プレスキール サンタ・バーバラ・カウンティ ピノ・ノワール 2023
複数の畑のブドウを使用し、自然酵母で発酵。フレンチオークの古樽で11ヵ月、ステンレスタンクで6ヵ月育成しています。
【特徴】
ビングチェリー、ローズヒップ、乾燥オレンジの皮、白檀の香りが、土壌由来の風味を中心とした味わいを引き立てます。ジビエ料理、ベジバーガー、ローストチキンとのペアリングがおすすめです。
(プレスキールのテクニカルシートより引用 )
産地:サンタ・バーバラ・カウンティ
品種:ピノ・ノワール 100%
アルコール度数:13.5%
希望小売価格:5,000円(税抜)
プレスキール サンタ・バーバラ・カウンティ シャルドネ 2023
*画像は2022ヴィンテージ
複数の畑のブドウを使用し、自然酵母で発酵。フレンチオークの古樽とステンレスタンクで6ヵ月育成しています。
【特徴】
明るく爽やかで、マイヤーレモン、柑橘の皮、砕いた白い花、そして海風のような塩味がたっぷりと詰まったワインです。チーズボード、クリーム系パスタ、さまざまなグリルした魚料理とのペアリングによく合います。
(プレスキールのテクニカルシートより引用 )
産地:サンタ・バーバラ・カウンティ
品種:シャルドネ 100%
アルコール度数:13.0%
希望小売価格:4,700円(税抜)
プレスキール・ヴィンヤード ピノ・ノワール 2023
100%自社畑で栽培されたブドウのみを使用し、手摘みで収穫後、除梗して造られたワインです。こちらは以前テイスティングしたのですが、ワインの透明感と複雑さが味噌を使ったサーモンのステーキとの相性が良かったのが印象的でした。
産地:サンタ・マリア・ヴァレー
品種:ピノ・ノワール 100%
アルコール度数:13.2%
希望小売価格:11,000円(税抜)
プレスキール・ヴィンヤード シャルドネ 2023
*画像は2022ヴィンテージ
100%自社畑で栽培されたブドウのみを使用したワインです。育成にはオーストリア産オーク樽やステンレスタンクを使用し、ブドウの実力を引き出しています。
産地:サンタ・マリア・ヴァレー
品種:シャルドネ 100%
アルコール度数:12.5%
希望小売価格:8,800円(税抜)
ペアリングのコツ
【ピノ・ノワール】
サンタバーバラらしい果実味と酸がありながら、タンニンはしなやかで繊細。そのため、脂の旨みと甘辛いタレをまとった関西風の鰻の蒲焼きと好相性です。ワインの酸がタレの甘みを引き締め、鰻の脂を心地よく流してくれるため、互いの良さを高め合います。
【シャルドネ】
果実のふくらみがありつつもミネラル感とフレッシュさが際立つため、白身魚のお刺身との相性は格別です。特に鯛や平目のような上品な旨みを持つ魚と合わせると、ワインの柑橘や塩味のニュアンスが素材の持ち味を引き立て、和食らしい繊細な調和を感じていただけます。
サンタバーバラの確かな造り手
サンタバーバラは、しばしばブルゴーニュに代わるワイン産地として取り上げられます。プレスキールも、ブルゴーニュの醸造家と手を組み、ブルゴーニュ品種に尽力しているワイナリーですが、その味わいはブルゴーニュのマネには留まりません。マーフィー家が目指すテロワールが表現された、ブドウの実力を感じられるワインだといえるでしょう。

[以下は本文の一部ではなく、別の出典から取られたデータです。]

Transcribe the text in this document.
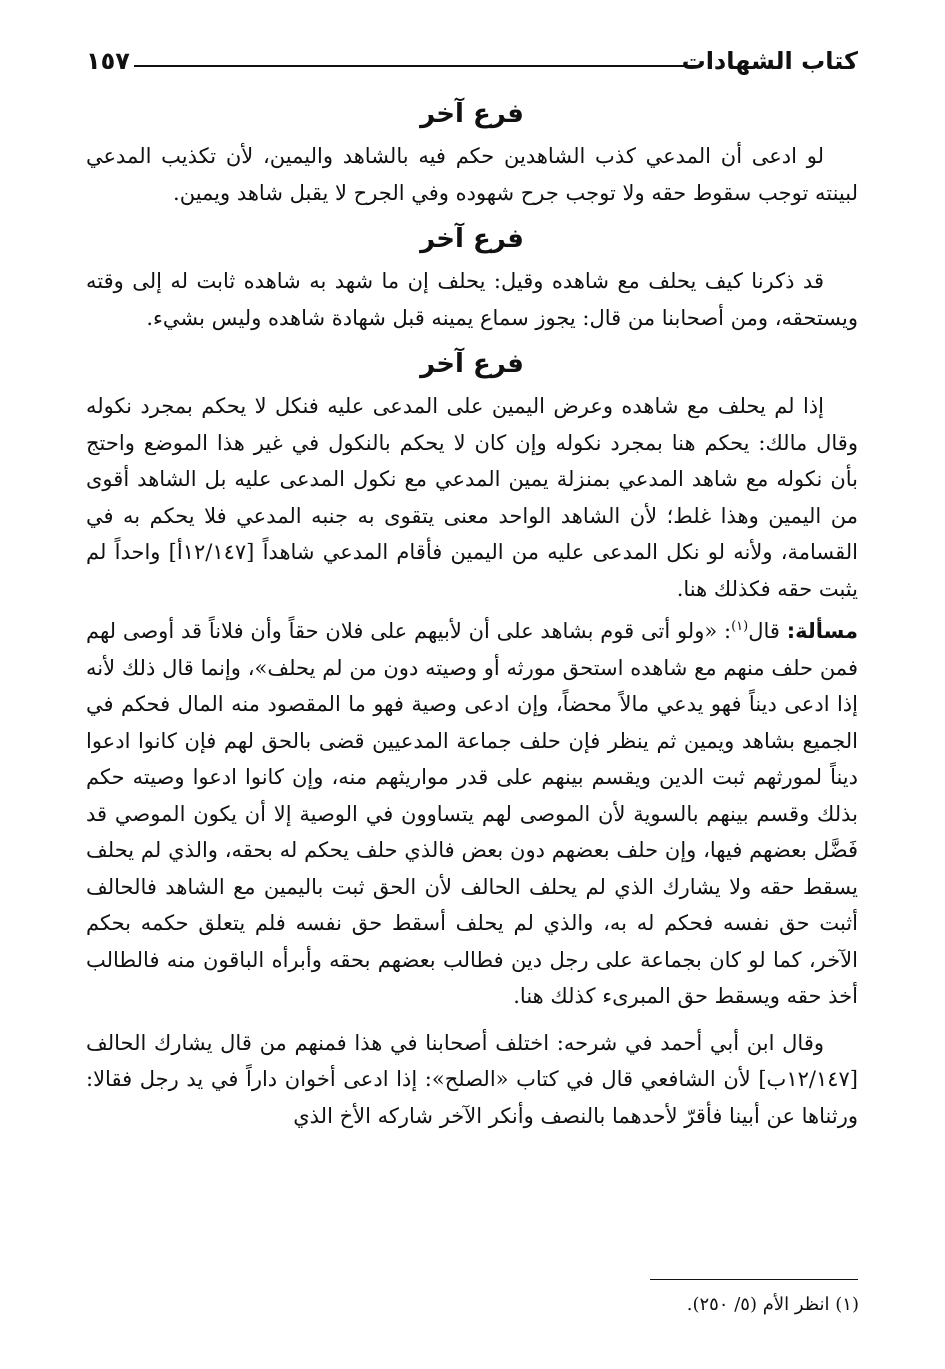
١٥٧	كتاب الشهادات
فرع آخر

لو ادعى أن المدعي كذب الشاهدين حكم فيه بالشاهد واليمين، لأن تكذيب المدعي لبينته توجب سقوط حقه ولا توجب جرح شهوده وفي الجرح لا يقبل شاهد ويمين.

فرع آخر

قد ذكرنا كيف يحلف مع شاهده وقيل: يحلف إن ما شهد به شاهده ثابت له إلى وقته ويستحقه، ومن أصحابنا من قال: يجوز سماع يمينه قبل شهادة شاهده وليس بشيء.

فرع آخر

إذا لم يحلف مع شاهده وعرض اليمين على المدعى عليه فنكل لا يحكم بمجرد نكوله وقال مالك: يحكم هنا بمجرد نكوله وإن كان لا يحكم بالنكول في غير هذا الموضع واحتج بأن نكوله مع شاهد المدعي بمنزلة يمين المدعي مع نكول المدعى عليه بل الشاهد أقوى من اليمين وهذا غلط؛ لأن الشاهد الواحد معنى يتقوى به جنبه المدعي فلا يحكم به في القسامة، ولأنه لو نكل المدعى عليه من اليمين فأقام المدعي شاهداً [١٢/١٤٧أ] واحداً لم يثبت حقه فكذلك هنا.

مسألة: قال$^{(١)}$: «ولو أتى قوم بشاهد على أن لأبيهم على فلان حقاً وأن فلاناً قد أوصى لهم فمن حلف منهم مع شاهده استحق مورثه أو وصيته دون من لم يحلف»، وإنما قال ذلك لأنه إذا ادعى ديناً فهو يدعي مالاً محضاً، وإن ادعى وصية فهو ما المقصود منه المال فحكم في الجميع بشاهد ويمين ثم ينظر فإن حلف جماعة المدعيين قضى بالحق لهم فإن كانوا ادعوا ديناً لمورثهم ثبت الدين ويقسم بينهم على قدر مواريثهم منه، وإن كانوا ادعوا وصيته حكم بذلك وقسم بينهم بالسوية لأن الموصى لهم يتساوون في الوصية إلا أن يكون الموصي قد فَضَّل بعضهم فيها، وإن حلف بعضهم دون بعض فالذي حلف يحكم له بحقه، والذي لم يحلف يسقط حقه ولا يشارك الذي لم يحلف الحالف لأن الحق ثبت باليمين مع الشاهد فالحالف أثبت حق نفسه فحكم له به، والذي لم يحلف أسقط حق نفسه فلم يتعلق حكمه بحكم الآخر، كما لو كان بجماعة على رجل دين فطالب بعضهم بحقه وأبرأه الباقون منه فالطالب أخذ حقه ويسقط حق المبرىء كذلك هنا.

وقال ابن أبي أحمد في شرحه: اختلف أصحابنا في هذا فمنهم من قال يشارك الحالف [١٢/١٤٧ب] لأن الشافعي قال في كتاب «الصلح»: إذا ادعى أخوان داراً في يد رجل فقالا: ورثناها عن أبينا فأقرّ لأحدهما بالنصف وأنكر الآخر شاركه الأخ الذي

(١) انظر الأم (٥/ ٢٥٠).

プレスキールのワインは、食事と合わせることで一層魅力が引き立ちます。ぜひ、気軽な食卓から特別なディナーまで、ペアリングを楽しみながら味わってみてください。同じ産地であり、ブルゴーニュと比較されることの多いオー・ボン・クリマのワインと飲み比べてみるのもおすすめです。